Детский театр должен быть живым, в нем должно быть место и страху, и печали, всему живому. Он должен пробуждать мысли, приучать к парадоксам, к нешаблонному восприятию мира. Да, конечно, необходимо обеспечивать некоторые границы психологической безопасности. Но при этом театр должен предлагать ребенку такое приключение, в котором хочется заглянуть за невидимый поворот, а за этим поворотом отнюдь не обязательно скрывается одна только бездумная радость. Неизведанное должно ждать ребенка в театре, а не знакомые с грудного возраста сюжеты. Но ведут детей в театр взрослые, они, по сути, и определяют детский репертуар в театрах. И потому мы видим в афишах все те же сказки, что и двадцать, и сорок лет назад.
Получается, что третья причина, по которой театры не стремятся к переосмыслению репертуара и традиционного пространства, – это безграмотность нас, взрослых, наш дурной вкус и плохое образование.
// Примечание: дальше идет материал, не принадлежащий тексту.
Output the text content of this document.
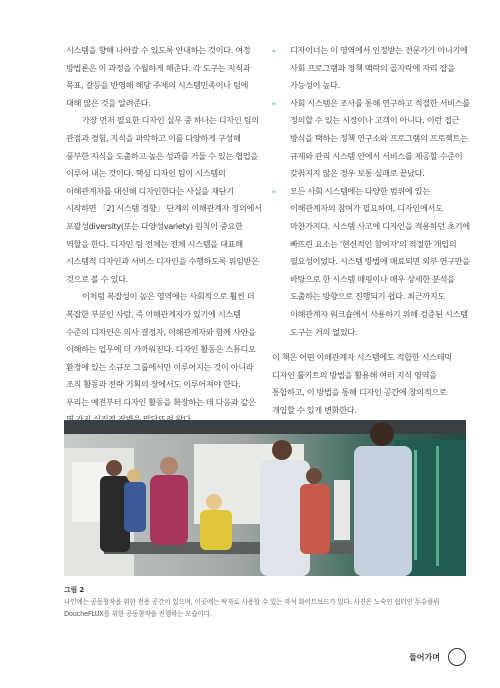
시스템을 향해 나아갈 수 있도록 안내하는 것이다. 여정 방법론은 이 과정을 수월하게 해준다. 각 도구는 지식과 목표, 갈등을 반영해 해당 주제의 시스템민족이나 팀에 대해 많은 것을 알려준다.

가장 먼저 필요한 디자인 실무 중 하나는 디자인 팀의 관점과 경험, 지식을 파악하고 이를 다양하게 구성해 풍부한 지식을 도출하고 높은 성과를 거둘 수 있는 협업을 이루어 내는 것이다. 핵심 디자인 팀이 시스템의 이해관계자를 대신해 디자인한다는 사실을 재단기 시작하면 「2] 시스템 경향」 단계의 이해관계자 정의에서 포괄성diversity(또는 다양성variety) 원칙이 중요한 역할을 한다. 디자인 팀 전체는 전체 시스템을 대표해 시스템적 디자인과 서비스 디자인을 수행하도록 위임받은 것으로 볼 수 있다.

이처럼 복잡성이 높은 영역에는 사회적으로 훨씬 더 복잡한 부분인 사람, 즉 이해관계자가 있기에 시스템 수준의 디자인은 의사 결정자, 이해관계자와 함께 사안을 이해하는 업무에 더 가까워진다. 디자인 활동은 스튜디오 환경에 있는 소규모 그룹에서만 이루어지는 것이 아니라 조직 활동과 전략 기획의 장에서도 이루어져야 한다. 우리는 예전부터 디자인 활동을 확장하는 데 다음과 같은

- 디자이너는 이 영역에서 인정받는 전문가가 아니기에 사회 프로그램과 정책 맥락의 골자락에 자리 잡을 가능성이 높다.
- 사회 시스템은 조사를 통해 연구하고 적절한 서비스를 정의할 수 있는 시장이나 고객이 아니다. 이런 접근 방식을 택하는 정책 연구소와 프로그램의 프로젝트는 규제와 관리 시스템 안에서 서비스를 제공할 수준이 갖춰지지 않은 경우 보통 실패로 끝났다.
- 모든 사회 시스템에는 다양한 범위에 있는 이해관계자의 참여가 필요하며, 디자인에서도 마찬가지다. 시스템 사고에 디자인을 적용하던 초기에 빠뜨린 요소는 '현신적인 참여자'의 적절한 개입의 필요성이었다. 시스템 방법에 매료되면 외부 연구만을 바탕으로 한 시스템 매핑이나 매우 상세한 분석을 도출하는 방향으로 진행되기 쉽다. 최근까지도 이해관계자 워크숍에서 사용하기 위해 검증된 시스템 도구는 거의 없었다.

이 책은 어떤 이해관계자 시스템에도 적합한 시스테믹 디자인 툴키트의 방법을 활용해 여러 지식 영역을 통합하고, 이 방법을 통해 디자인 공간에 창의적으로 개입할 수 있게 변화한다.

그림 2
나인에는 공동창작을 위한 전용 공간이 있으며, 이곳에는 탁자로 사용할 수 있는 자석 화이트보드가 있다. 사진은 노숙인 쉼터인 두슈플뤼DoucheFLUX를 위한 공동창작을 진행하는 모습이다.
들어가며
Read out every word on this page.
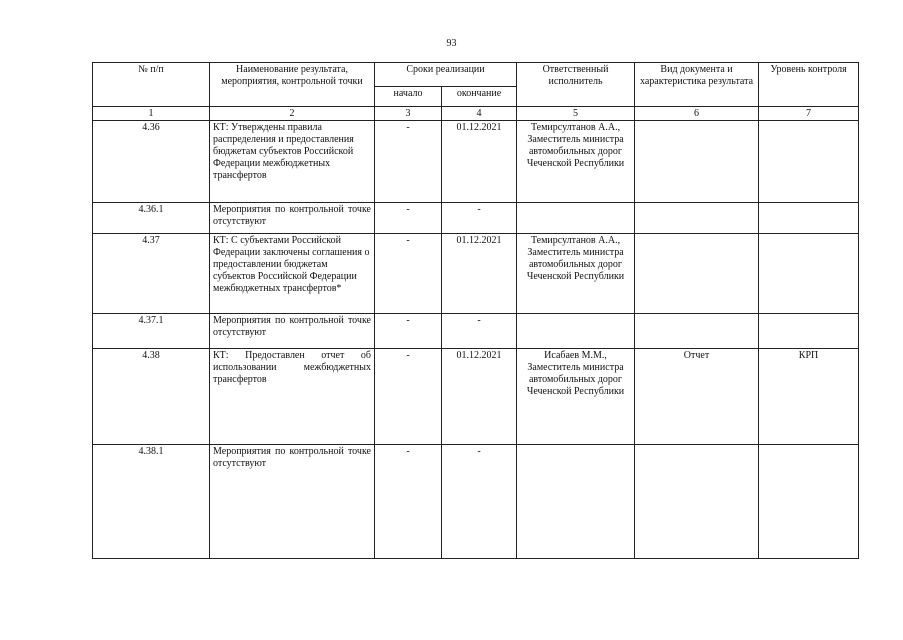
93
№ п/п	Наименование результата, мероприятия, контрольной точки	Сроки реализации		Ответственный исполнитель	Вид документа и характеристика результата	Уровень контроля
		начало	окончание			
1	2	3	4	5	6	7
4.36	КТ: Утверждены правила распределения и предоставления бюджетам субъектов Российской Федерации межбюджетных трансфертов	-	01.12.2021	Темирсултанов А.А., Заместитель министра автомобильных дорог Чеченской Республики		
4.36.1	Мероприятия по контрольной точке отсутствуют	-	-			
4.37	КТ: С субъектами Российской Федерации заключены соглашения о предоставлении бюджетам субъектов Российской Федерации межбюджетных трансфертов*	-	01.12.2021	Темирсултанов А.А., Заместитель министра автомобильных дорог Чеченской Республики		
4.37.1	Мероприятия по контрольной точке отсутствуют	-	-			
4.38	КТ: Предоставлен отчет об использовании межбюджетных трансфертов	-	01.12.2021	Исабаев М.М., Заместитель министра автомобильных дорог Чеченской Республики	Отчет	КРП
4.38.1	Мероприятия по контрольной точке отсутствуют	-	-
– Какие усилия нужно приложить, чтобы проектировщики театральных зданий, режиссеры, педагоги и родители начали думать о природосообразности детских спектаклей и театральных залов?
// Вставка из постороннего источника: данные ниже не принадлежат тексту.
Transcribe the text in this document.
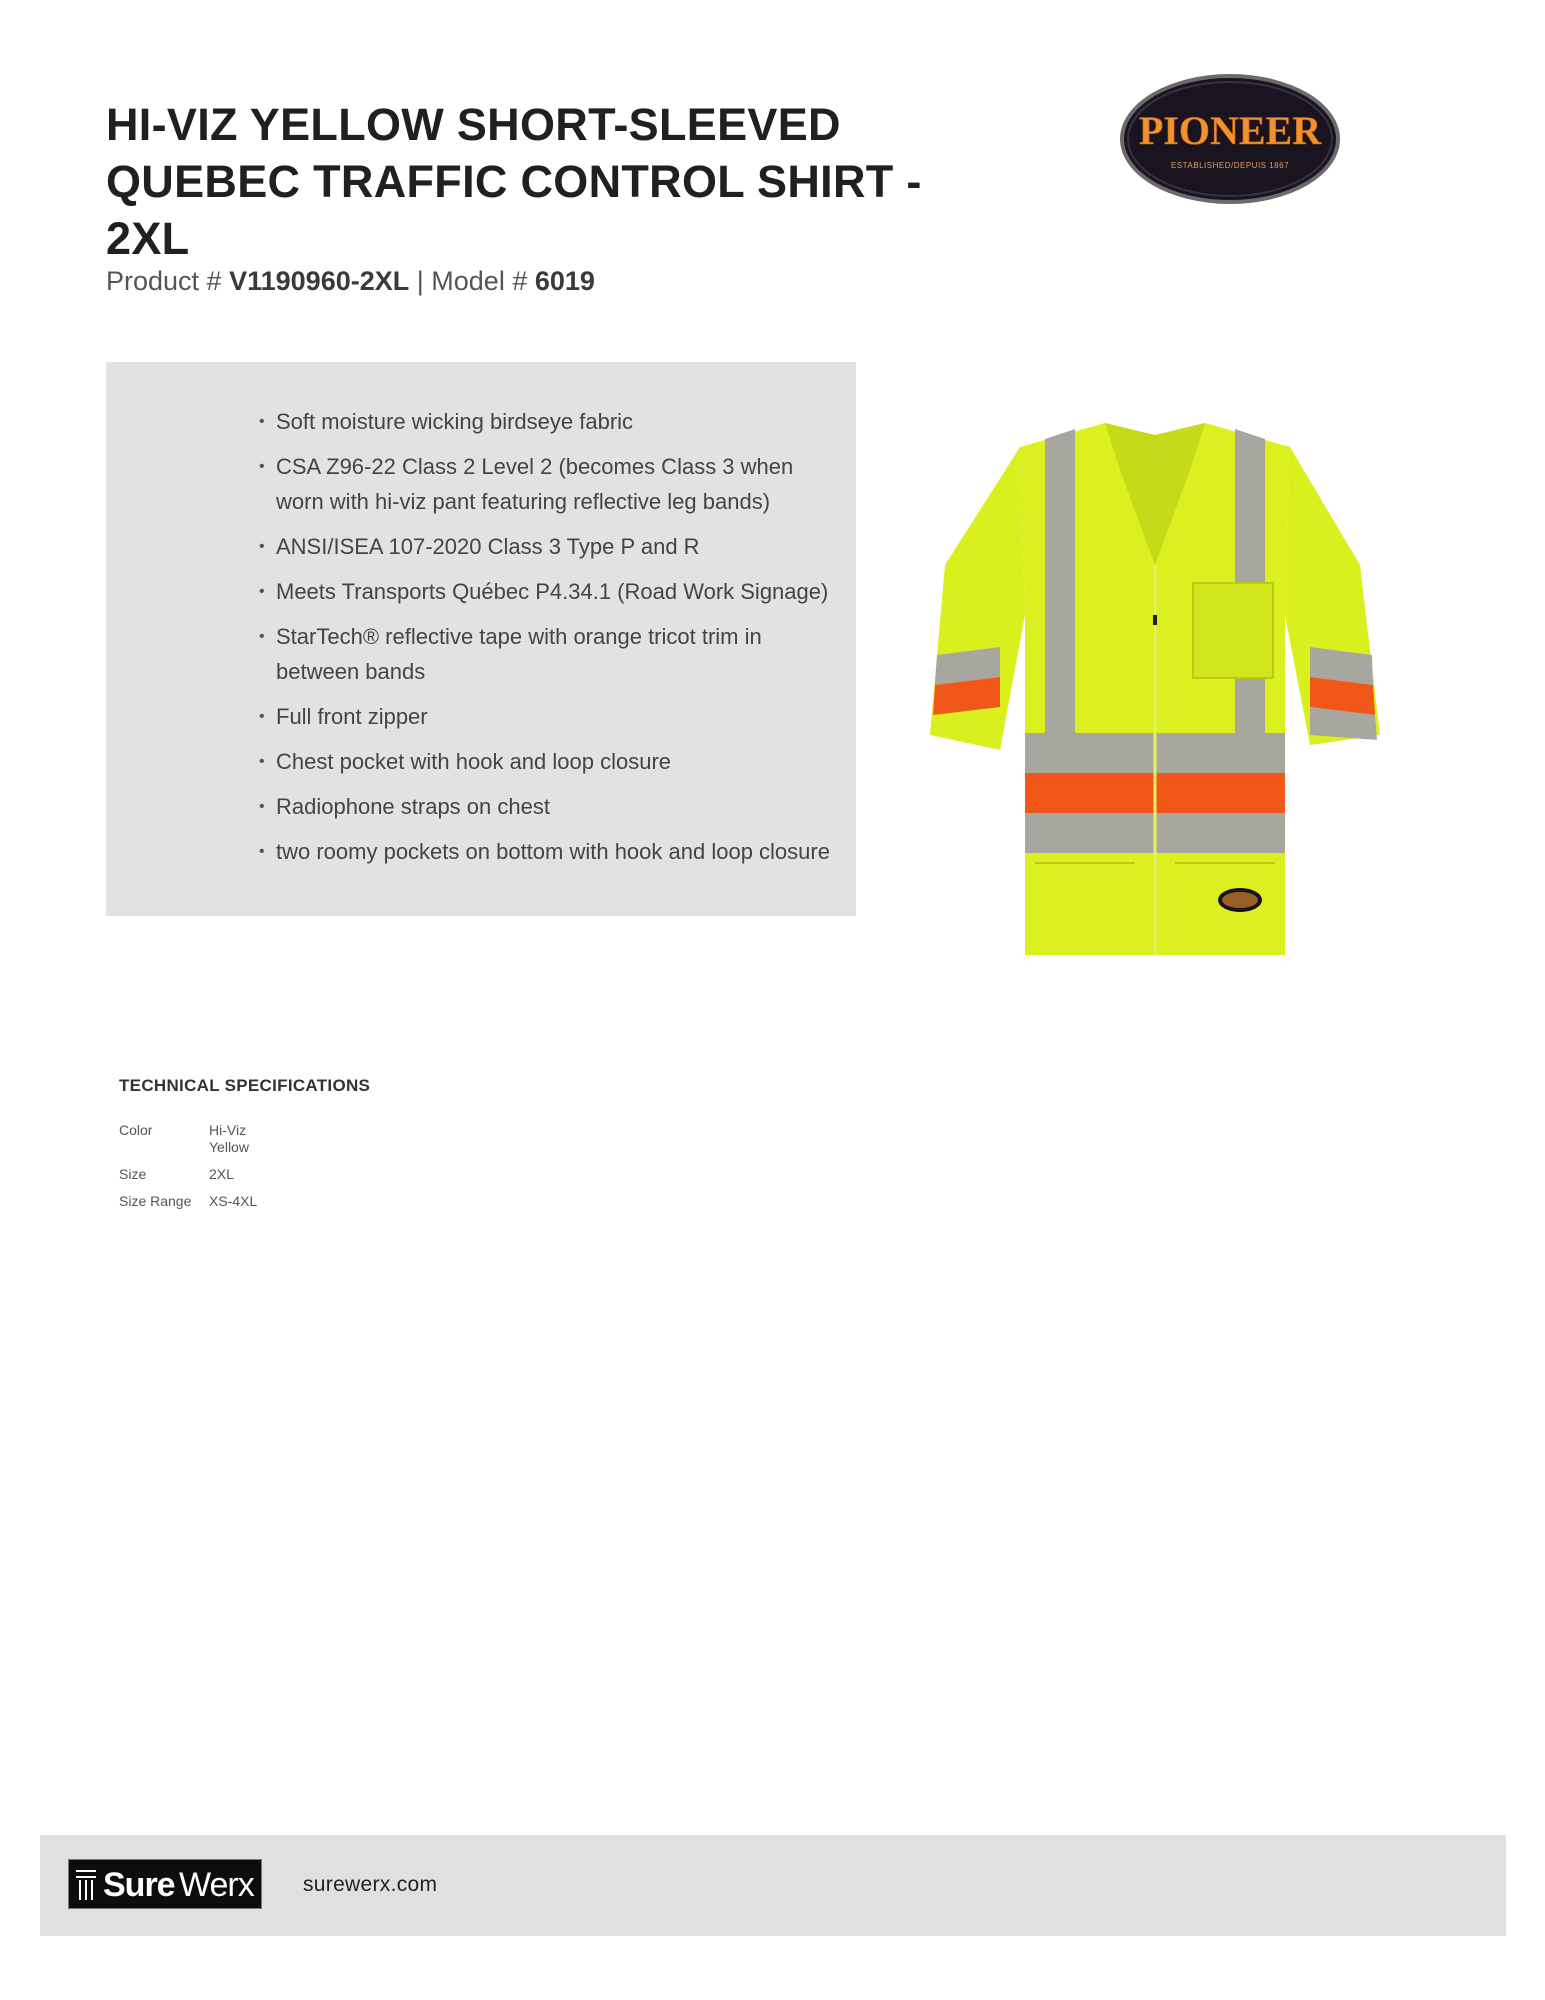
HI-VIZ YELLOW SHORT-SLEEVED QUEBEC TRAFFIC CONTROL SHIRT - 2XL
Product # V1190960-2XL | Model # 6019
PIONEER
ESTABLISHED/DEPUIS 1867
• Soft moisture wicking birdseye fabric
• CSA Z96-22 Class 2 Level 2 (becomes Class 3 when worn with hi-viz pant featuring reflective leg bands)
• ANSI/ISEA 107-2020 Class 3 Type P and R
• Meets Transports Québec P4.34.1 (Road Work Signage)
• StarTech® reflective tape with orange tricot trim in between bands
• Full front zipper
• Chest pocket with hook and loop closure
• Radiophone straps on chest
• two roomy pockets on bottom with hook and loop closure
TECHNICAL SPECIFICATIONS
Color	Hi-Viz Yellow
Size	2XL
Size Range	XS-4XL
Sure Werx surewerx.com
– Конечно, в идеале ситуацию могло бы изменить предоставление ребенку права выбирать самому. Но это заведомо нереализуемая вещь. Это во-первых. Да и дети – они бывают такими консерваторами, почище взрослых. Если после очередного «красочного» спектакля ребенка спросить: «Тебе понравилось?» – он непременно ответит: «Да» – просто потому, что знает, что положено отвечать в таких случаях. Так что скорее уж театры, созревшие для новой драматургии, для новых форм в новых пространствах должны начинать активно работать с родителями и учителями.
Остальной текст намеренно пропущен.